Daí a importância de não apenas investir no combate ao controle das queimadas, como na conscientização dos riscos do uso do fogo para limpar o solo, áreas de pastagens, que acaba por trazer riscos para o meio ambiente, a exemplo do que acontece no Pantanal e que todos os dias vemos nos noticiários locais e internacionais. “Acredito que devemos nos esforçar para, neste momento desastroso, que é uma vergonha para o Brasil, implementarmos políticas definitivas para que esta situação não se repita e nós equipemos nossas instituições. Nossas instituições não têm equipamento suficiente para combater o fogo, o número de brigadistas é muito reduzido”, frisa o deputado federal Vander Loubet.
Atualmente, sabe-se que o Pantanal abriga mais de 300 espécies de peixes, variedade que pode estar em cheque por conta da degradação do bioma. Piraputanga, piau, pacu, pintado, lambari a até mesmo o famoso dourado, símbolo da biodiversidade aquática do Pantanal, são algumas das espécies que podem sentir os impactos da dequada.
Mais do que apenas viabilizar o combate às queimadas, Vander destaca a necessidade de medidas preventivas pensando nos próximos anos para que não vejamos o mesmo cenário desolador. “Dentro da Comissão temos condições de apontar as soluções, bem como o que precisa ser alterado na legislação. Da mesma forma, é necessário que os ministérios do Meio Ambiente, da Defesa e da Justiça, com as secretarias dos dois estados [MT e MS], construam políticas públicas para enfrentarmos definitivamente este problema que ocorre todos os anos.”
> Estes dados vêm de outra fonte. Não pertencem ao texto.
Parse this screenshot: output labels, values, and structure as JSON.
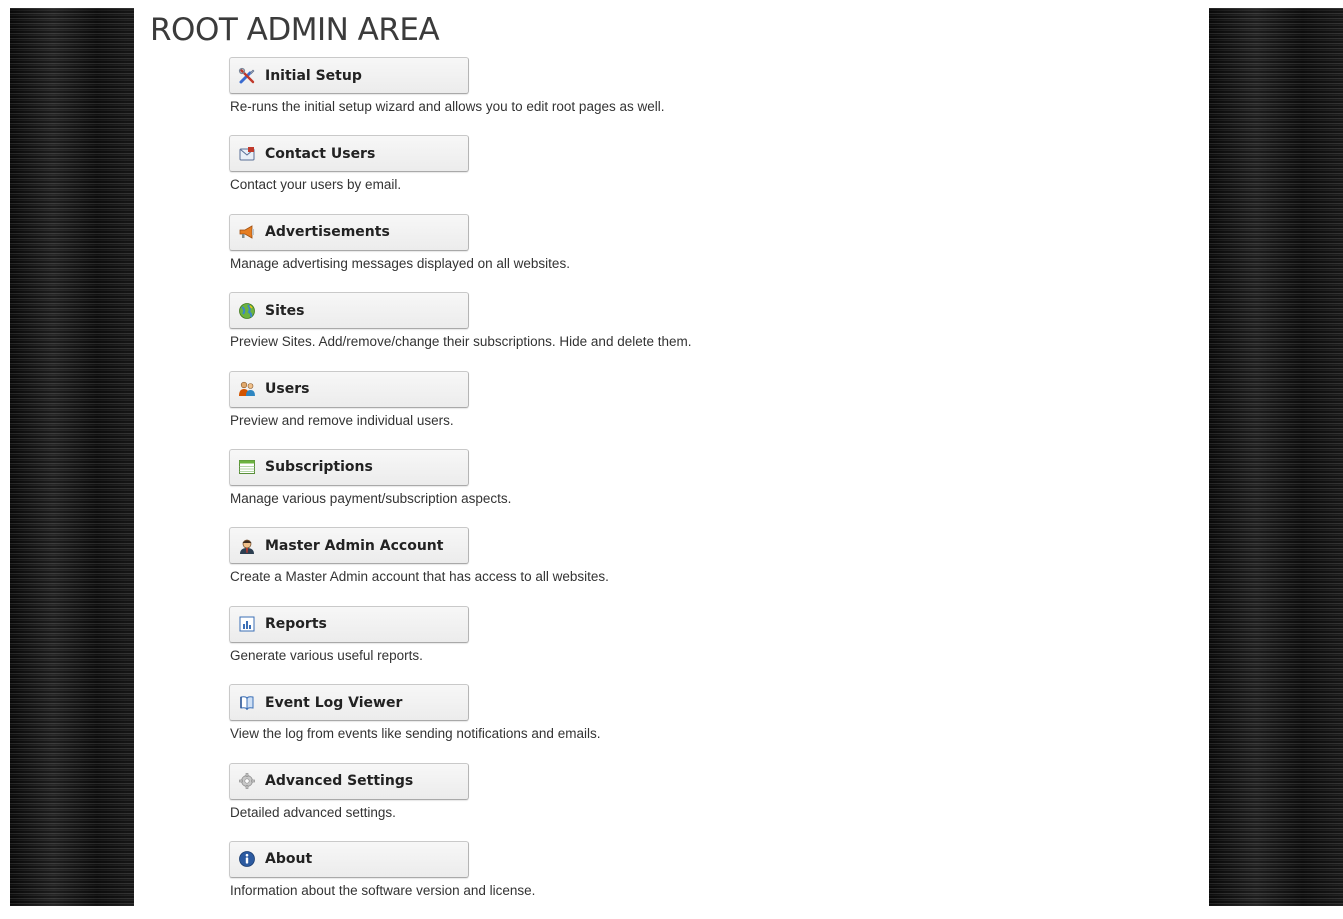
{
  "page": {
    "title": "ROOT ADMIN AREA"
  },
  "colors": {
    "background": "#ffffff",
    "side_panels": "#141414",
    "button_bg": "#f2f2f2",
    "button_border": "#c9c9c9",
    "text": "#333333"
  },
  "menu": {
    "items": [
      {
        "icon": "tools-icon",
        "label": "Initial Setup",
        "description": "Re-runs the initial setup wizard and allows you to edit root pages as well."
      },
      {
        "icon": "mail-icon",
        "label": "Contact Users",
        "description": "Contact your users by email."
      },
      {
        "icon": "megaphone-icon",
        "label": "Advertisements",
        "description": "Manage advertising messages displayed on all websites."
      },
      {
        "icon": "globe-icon",
        "label": "Sites",
        "description": "Preview Sites. Add/remove/change their subscriptions. Hide and delete them."
      },
      {
        "icon": "users-icon",
        "label": "Users",
        "description": "Preview and remove individual users."
      },
      {
        "icon": "table-icon",
        "label": "Subscriptions",
        "description": "Manage various payment/subscription aspects."
      },
      {
        "icon": "admin-icon",
        "label": "Master Admin Account",
        "description": "Create a Master Admin account that has access to all websites."
      },
      {
        "icon": "chart-icon",
        "label": "Reports",
        "description": "Generate various useful reports."
      },
      {
        "icon": "book-icon",
        "label": "Event Log Viewer",
        "description": "View the log from events like sending notifications and emails."
      },
      {
        "icon": "gear-icon",
        "label": "Advanced Settings",
        "description": "Detailed advanced settings."
      },
      {
        "icon": "info-icon",
        "label": "About",
        "description": "Information about the software version and license."
      }
    ]
  }
}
Alternativas – Sem soluções, o problema se agravará ano a ano, situação que pode inviabilizar o bioma de se recuperar. “O Pantanal ainda não acabou, ele vai sobreviver. É importante que tenhamos isso em mente. Porém, é preciso de políticas públicas, com urgência, em várias esferas”, afirma o biólogo José Sabino, que destaca ao menos quatro pontos que o poder público deve incentivar: ações preventivas de combate ao fogo, campanhas educativas, sustentabilidade no agronegócio e apoio à ciência.
“É preciso de uma política preventiva para promover ações de manejo integrado do fogo, ou seja, investir em setores como o Prevfogo [Ibama], ao invés de se fazer cortes absurdos, visto que se antes haviam recursos em torno de R$ 35 milhões, hoje o que se vê é um corte que viabilizou apenas cerca de R$ 9 milhões para este ano, ou seja, um quarto do valor, comumente, destinado na prevenção de incêndios”, complementa o biólogo.
Outro ponto é a questão de campanhas educativas de combate as queimadas e, também, de trabalhar com o discurso de aproximação, e não de afastamento, do setor do agronegócio para que invistam em economia de baixo carbono e demais práticas de sustentabilidade. Além, é claro, de um governo que invista na ciência para ampliar as pesquisas em torno dos biomas brasileiros, pois é preciso pensar que temos um momento diferente, que passa desde problemas de mudanças climáticas até um “boom tecnológico” na sociedade, de modo que biomas como o Pantanal que vemos, hoje, já não é o mesmo de 50 anos atrás.
“Nós precisamos envolver as Forças Armadas nesta iniciativa. Eu tenho certeza de que nós vamos precisar mexer na legislação, como vamos sugerir à Embrapa, instituição que desenvolve um trabalho seríssimo em pesquisa, fazer o manejo correto, por meio de uma política de incentivo”, conclui o deputado Vander Loubet, ao considerar todos os impactos no Pantanal até o presente momento.